While attempting to land at Tripoli International Airport in Libya, Korean Air Flight 803 crashes just short of the runway. Seventy-five of the 199 passengers and crew and four people on the ground are killed, in the second accident involving a DC-10 in less than two weeks, the first being United Airlines Flight 232.
Tripoli International Airport
Tripoli International Airport is a closed international airport built to serve Tripoli, the capital city of Libya. The airport is located in the area of Qasr bin Ghashir, 24 kilometres (15 mi) from central Tripoli. It used to be the hub for Libyan Airlines, Afriqiyah Airways, and Buraq Air.
Korean Air Flight 803
Korean Air Flight 803, was a DC-10 flight which, on 27 July 1989, crashed while attempting to land in Tripoli, Libya. Out of the 199 passengers and crew onboard, 74 people were killed, and an additional six people on the ground were also killed. The accident was the deadliest aviation disaster to occur in Libya at the time. It is still the third-deadliest accident in Libya, after Libyan Arab Airlines Flight 1103 in 1992 with 159 fatalities, and Afriqiyah Airways Flight 771 in 2009 with 103 fatalities.
McDonnell Douglas DC-10
The McDonnell Douglas DC-10 is an American trijet wide-body aircraft manufactured by McDonnell Douglas. The DC-10 was intended to succeed the DC-8 for long-range flights. It first flew on August 29, 1970; it was introduced on August 5, 1971, by American Airlines.
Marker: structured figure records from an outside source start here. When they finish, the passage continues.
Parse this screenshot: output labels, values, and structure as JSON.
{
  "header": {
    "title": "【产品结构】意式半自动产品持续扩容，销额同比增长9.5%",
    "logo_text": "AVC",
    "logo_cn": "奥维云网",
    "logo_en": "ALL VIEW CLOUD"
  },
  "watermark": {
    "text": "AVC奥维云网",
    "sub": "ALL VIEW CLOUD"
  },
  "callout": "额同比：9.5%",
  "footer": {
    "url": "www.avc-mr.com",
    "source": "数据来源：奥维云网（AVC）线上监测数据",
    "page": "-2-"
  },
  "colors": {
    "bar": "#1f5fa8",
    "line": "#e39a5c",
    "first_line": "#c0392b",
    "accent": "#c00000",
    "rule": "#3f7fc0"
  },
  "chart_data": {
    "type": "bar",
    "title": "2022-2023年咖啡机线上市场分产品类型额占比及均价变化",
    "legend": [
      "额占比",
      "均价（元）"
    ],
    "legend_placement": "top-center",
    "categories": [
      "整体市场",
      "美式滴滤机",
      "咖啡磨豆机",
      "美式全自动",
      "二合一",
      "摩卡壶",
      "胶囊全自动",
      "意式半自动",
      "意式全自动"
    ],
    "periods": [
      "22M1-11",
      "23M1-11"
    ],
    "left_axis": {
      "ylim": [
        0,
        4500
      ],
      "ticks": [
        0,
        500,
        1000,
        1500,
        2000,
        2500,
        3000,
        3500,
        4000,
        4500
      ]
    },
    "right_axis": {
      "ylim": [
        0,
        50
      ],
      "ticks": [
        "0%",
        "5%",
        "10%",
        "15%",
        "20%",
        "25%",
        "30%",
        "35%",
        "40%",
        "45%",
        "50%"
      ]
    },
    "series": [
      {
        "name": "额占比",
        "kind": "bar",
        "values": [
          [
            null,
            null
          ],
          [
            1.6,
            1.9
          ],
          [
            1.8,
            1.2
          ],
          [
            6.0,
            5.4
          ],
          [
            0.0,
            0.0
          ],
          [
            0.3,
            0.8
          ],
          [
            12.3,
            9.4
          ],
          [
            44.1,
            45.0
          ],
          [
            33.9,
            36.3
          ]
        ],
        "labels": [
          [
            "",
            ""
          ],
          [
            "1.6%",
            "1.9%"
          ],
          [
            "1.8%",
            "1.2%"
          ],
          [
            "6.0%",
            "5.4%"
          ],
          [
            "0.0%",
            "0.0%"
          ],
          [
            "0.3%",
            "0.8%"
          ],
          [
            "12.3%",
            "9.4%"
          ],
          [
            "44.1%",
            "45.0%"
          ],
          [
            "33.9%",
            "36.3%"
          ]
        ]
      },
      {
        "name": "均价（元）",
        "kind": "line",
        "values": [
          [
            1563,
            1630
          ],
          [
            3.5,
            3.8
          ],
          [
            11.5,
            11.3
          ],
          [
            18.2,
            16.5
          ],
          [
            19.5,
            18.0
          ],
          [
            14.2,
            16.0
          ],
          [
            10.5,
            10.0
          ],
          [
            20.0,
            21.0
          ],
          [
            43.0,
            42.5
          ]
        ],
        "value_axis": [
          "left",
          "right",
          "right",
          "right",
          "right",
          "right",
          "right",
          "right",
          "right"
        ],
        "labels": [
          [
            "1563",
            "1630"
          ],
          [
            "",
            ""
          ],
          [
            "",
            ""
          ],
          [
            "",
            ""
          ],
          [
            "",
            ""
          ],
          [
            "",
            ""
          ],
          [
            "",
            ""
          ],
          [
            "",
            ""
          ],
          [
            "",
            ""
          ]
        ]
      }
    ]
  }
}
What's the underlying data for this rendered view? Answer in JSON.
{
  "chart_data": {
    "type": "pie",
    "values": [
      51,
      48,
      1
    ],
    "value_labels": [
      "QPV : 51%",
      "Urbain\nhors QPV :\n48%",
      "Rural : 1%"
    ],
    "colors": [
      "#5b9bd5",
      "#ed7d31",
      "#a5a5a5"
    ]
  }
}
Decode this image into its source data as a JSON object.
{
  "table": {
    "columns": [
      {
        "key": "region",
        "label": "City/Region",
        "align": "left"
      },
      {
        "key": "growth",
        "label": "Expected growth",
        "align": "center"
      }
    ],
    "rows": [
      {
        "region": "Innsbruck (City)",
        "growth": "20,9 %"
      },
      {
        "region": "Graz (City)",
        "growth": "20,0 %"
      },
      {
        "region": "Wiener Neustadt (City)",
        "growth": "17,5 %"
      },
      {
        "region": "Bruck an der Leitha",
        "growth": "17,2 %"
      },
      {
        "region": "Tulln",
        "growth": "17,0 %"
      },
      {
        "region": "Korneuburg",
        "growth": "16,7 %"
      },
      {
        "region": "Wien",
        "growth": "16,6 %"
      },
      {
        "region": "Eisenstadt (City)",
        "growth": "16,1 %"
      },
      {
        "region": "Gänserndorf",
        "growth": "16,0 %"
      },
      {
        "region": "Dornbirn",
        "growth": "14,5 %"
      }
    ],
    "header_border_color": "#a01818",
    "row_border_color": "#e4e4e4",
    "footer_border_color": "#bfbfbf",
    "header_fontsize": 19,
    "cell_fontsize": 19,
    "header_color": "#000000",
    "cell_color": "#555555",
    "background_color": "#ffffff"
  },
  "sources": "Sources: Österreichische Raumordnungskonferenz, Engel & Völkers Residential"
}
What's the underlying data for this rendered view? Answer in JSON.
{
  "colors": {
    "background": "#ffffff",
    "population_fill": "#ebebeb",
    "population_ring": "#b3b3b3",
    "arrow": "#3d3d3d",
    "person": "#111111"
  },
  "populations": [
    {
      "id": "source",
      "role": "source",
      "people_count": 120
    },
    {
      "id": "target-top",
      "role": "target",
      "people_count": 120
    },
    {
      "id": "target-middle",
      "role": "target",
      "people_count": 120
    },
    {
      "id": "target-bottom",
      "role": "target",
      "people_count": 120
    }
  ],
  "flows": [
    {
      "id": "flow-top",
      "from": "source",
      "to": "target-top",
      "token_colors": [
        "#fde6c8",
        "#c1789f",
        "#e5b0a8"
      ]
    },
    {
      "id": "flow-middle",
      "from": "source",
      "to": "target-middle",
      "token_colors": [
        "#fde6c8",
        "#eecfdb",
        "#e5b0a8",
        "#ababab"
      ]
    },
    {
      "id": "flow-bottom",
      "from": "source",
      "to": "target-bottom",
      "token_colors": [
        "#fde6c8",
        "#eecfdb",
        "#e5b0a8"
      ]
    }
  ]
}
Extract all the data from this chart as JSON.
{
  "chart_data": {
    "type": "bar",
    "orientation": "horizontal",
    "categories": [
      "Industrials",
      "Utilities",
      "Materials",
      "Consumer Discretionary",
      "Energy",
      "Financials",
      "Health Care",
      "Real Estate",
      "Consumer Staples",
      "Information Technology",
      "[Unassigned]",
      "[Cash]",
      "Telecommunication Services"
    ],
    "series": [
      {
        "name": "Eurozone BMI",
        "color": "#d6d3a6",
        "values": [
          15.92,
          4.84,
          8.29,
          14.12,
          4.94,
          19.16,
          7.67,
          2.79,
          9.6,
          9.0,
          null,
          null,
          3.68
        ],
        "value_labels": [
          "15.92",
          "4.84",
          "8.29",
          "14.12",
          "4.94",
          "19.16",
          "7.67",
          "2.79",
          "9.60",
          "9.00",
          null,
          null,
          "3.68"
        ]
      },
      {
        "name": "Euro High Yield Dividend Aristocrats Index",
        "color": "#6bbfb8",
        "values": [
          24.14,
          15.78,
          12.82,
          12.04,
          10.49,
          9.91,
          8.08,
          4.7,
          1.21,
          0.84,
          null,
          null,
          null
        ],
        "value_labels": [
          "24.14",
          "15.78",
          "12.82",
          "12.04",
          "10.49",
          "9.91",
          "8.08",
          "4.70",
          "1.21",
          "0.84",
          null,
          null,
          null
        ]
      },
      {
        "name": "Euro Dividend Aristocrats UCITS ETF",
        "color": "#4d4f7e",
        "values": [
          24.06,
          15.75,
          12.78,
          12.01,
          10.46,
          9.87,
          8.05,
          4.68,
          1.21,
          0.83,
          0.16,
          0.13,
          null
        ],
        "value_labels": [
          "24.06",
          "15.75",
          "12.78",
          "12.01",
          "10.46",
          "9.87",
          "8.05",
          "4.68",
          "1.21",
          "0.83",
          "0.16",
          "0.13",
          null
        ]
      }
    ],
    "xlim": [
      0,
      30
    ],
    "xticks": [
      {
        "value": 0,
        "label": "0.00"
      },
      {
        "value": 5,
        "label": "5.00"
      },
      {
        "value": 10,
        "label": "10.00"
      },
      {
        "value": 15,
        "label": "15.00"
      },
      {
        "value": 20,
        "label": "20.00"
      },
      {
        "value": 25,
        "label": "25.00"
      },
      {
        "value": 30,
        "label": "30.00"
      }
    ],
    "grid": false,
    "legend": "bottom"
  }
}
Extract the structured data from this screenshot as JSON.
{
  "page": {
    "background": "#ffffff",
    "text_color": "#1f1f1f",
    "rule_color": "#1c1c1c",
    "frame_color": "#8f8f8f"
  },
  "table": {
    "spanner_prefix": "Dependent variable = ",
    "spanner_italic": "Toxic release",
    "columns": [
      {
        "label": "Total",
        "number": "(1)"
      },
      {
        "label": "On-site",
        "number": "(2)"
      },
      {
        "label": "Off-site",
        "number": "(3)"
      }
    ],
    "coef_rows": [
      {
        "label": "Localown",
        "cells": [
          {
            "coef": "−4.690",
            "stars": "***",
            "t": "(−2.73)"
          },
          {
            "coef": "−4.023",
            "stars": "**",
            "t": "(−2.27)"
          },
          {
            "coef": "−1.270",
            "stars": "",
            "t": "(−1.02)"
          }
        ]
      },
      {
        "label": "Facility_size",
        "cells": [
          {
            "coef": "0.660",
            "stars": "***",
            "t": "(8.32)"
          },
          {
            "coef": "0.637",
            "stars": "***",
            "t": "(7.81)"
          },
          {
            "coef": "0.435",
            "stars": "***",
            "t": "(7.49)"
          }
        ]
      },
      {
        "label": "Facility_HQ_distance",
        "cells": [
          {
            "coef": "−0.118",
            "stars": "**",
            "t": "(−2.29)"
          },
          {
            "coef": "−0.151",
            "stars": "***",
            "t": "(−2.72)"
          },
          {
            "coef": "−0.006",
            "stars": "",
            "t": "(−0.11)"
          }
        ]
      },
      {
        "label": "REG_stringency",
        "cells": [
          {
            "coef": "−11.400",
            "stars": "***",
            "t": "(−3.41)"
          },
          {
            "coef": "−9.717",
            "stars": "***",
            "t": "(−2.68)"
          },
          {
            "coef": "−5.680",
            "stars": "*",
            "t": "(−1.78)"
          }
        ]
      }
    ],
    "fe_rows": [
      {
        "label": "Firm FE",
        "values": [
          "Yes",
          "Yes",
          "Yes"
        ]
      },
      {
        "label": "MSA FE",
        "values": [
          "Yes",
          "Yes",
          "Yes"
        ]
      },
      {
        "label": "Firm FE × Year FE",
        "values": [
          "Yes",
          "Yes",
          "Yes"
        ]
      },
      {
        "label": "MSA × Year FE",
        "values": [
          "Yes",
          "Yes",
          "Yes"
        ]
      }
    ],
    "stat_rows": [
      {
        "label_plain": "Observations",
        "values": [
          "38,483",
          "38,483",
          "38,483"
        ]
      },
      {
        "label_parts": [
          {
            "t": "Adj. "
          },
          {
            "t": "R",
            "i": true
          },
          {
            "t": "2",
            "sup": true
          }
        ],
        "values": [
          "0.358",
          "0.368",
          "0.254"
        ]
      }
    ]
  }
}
United Airlines Flight 232
United Airlines Flight 232 (UA232) (UAL232) was a regularly scheduled United Airlines flight from Stapleton International Airport in Denver to O'Hare International Airport in Chicago, continuing to Philadelphia International Airport. On July 19, 1989, the DC-10 serving the flight crash-landed at Sioux Gateway Airport in Sioux City, Iowa, after suffering a catastrophic failure of its tail-mounted engine due to an unnoticed manufacturing defect in the engine's fan disk, which resulted in the loss of all flight controls. Of the 296 passengers and crew on board, 112 died during the accident, while 184 people survived. 13 passengers were uninjured. It was the deadliest single-aircraft accident in the history of United Airlines.